Este cuento permanecerá on-line hasta el 21 de Marzo de 2001

Emerjo.
      Trepo por las paredes del pozo aferrándome con uñas y dientes a las irregularidades. Asomo la cabeza. Observo.
      Lencia lo acaricia. La bata de mi mujer está abierta en el pecho. Cinco líneas rojas surcan paralelas la piel blanca. Él, a su modo, también sabe acariciar. Podría decir que presencio una tierna escena de amor intergaláctico.
      —¡Querido! —exclama Lencia en cuanto advierte que he regresado del estado de sopor en el que suelo sumirme. Se libera del alienígena y se aproxima a la cama. Me besa en la boca, me peina con los dedos—. Estaba tan preocupada...
      No puedo formar las palabras que ordena mi cerebro. ¿Preocupada? ¿No te sentirías liberada si no regresara, de una buena vez?
      —No, no hables —dice Lencia colocando la palma de la mano sobre mi boca. La mano huele a... eso inhumano que ha tomado por asalto a mi mujer, mi hogar, mi mundo; hubiera sido extraño que oliera a jazmines—. Tenés fiebre, mucha —diagnostica Lencia pasando los dedos por mi frente y mejillas. No tengo argumentos para rebatir sus palabras, ni medios para indicarle que no podría hablar aunque quisiera.
      Caigo. Paf. Plaf.
      Chapoteo en el barro de la inconsciencia.
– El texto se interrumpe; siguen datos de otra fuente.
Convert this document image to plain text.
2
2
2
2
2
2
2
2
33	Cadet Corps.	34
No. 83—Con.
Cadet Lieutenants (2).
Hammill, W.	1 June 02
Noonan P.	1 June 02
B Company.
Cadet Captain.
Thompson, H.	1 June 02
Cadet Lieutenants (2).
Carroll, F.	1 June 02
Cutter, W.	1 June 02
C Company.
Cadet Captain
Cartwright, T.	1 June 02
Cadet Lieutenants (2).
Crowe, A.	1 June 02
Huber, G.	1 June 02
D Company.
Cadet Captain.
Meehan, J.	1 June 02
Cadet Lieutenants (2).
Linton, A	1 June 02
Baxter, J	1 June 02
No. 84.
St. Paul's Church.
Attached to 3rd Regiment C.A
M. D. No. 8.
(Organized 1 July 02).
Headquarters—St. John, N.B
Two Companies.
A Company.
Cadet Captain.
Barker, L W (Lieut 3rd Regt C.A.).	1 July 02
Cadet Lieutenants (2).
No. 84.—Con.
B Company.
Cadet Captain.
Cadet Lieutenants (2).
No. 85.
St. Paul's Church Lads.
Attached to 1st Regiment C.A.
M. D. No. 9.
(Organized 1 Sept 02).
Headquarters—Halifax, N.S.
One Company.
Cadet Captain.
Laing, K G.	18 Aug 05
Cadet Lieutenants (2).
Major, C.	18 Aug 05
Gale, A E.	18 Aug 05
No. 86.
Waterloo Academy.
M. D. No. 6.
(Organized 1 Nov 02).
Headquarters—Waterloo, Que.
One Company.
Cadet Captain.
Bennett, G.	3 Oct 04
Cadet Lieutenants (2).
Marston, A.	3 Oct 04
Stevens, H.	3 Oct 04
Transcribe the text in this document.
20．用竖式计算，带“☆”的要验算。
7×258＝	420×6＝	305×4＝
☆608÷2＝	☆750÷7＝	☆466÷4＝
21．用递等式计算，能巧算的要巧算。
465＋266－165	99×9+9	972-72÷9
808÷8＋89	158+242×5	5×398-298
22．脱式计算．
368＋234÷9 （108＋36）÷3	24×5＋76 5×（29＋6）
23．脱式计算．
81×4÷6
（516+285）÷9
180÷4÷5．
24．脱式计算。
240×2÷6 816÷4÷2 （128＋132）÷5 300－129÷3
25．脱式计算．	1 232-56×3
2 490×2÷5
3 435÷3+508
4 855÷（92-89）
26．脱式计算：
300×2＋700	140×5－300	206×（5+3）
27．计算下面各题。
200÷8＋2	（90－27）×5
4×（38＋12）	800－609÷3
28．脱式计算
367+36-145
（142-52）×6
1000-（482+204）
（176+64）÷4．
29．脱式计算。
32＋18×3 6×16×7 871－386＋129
En el fondo, rodeado de inmundicias, con una luna rosada por techo, sueño con mi vida junto a Lencia; antes, ayer.
      ¿Nos amábamos? Lo ignoro. Éramos corrientes, vulgares, sin estridencias. No nos diferenciábamos del promedio hasta que llegaron los invasores y tomaron posesión de todo lo que era mío, nuestro. El reptil se apropió de todo; del bar lleno de bebidas que seguramente no beberá, de la música cuyos oídos no están preparados para escuchar, hasta la mecedora en la que solía leer a mis autores favoritos. La consecuencia del ataque fue mi derrumbe personal y este infierno que...
      No. No es así. No es cierto. Estoy mintiendo. Jugueteo con el rol de víctima, pero en el fondo es el que menos se adecua a mi personalidad. Contaré la verdadera historia.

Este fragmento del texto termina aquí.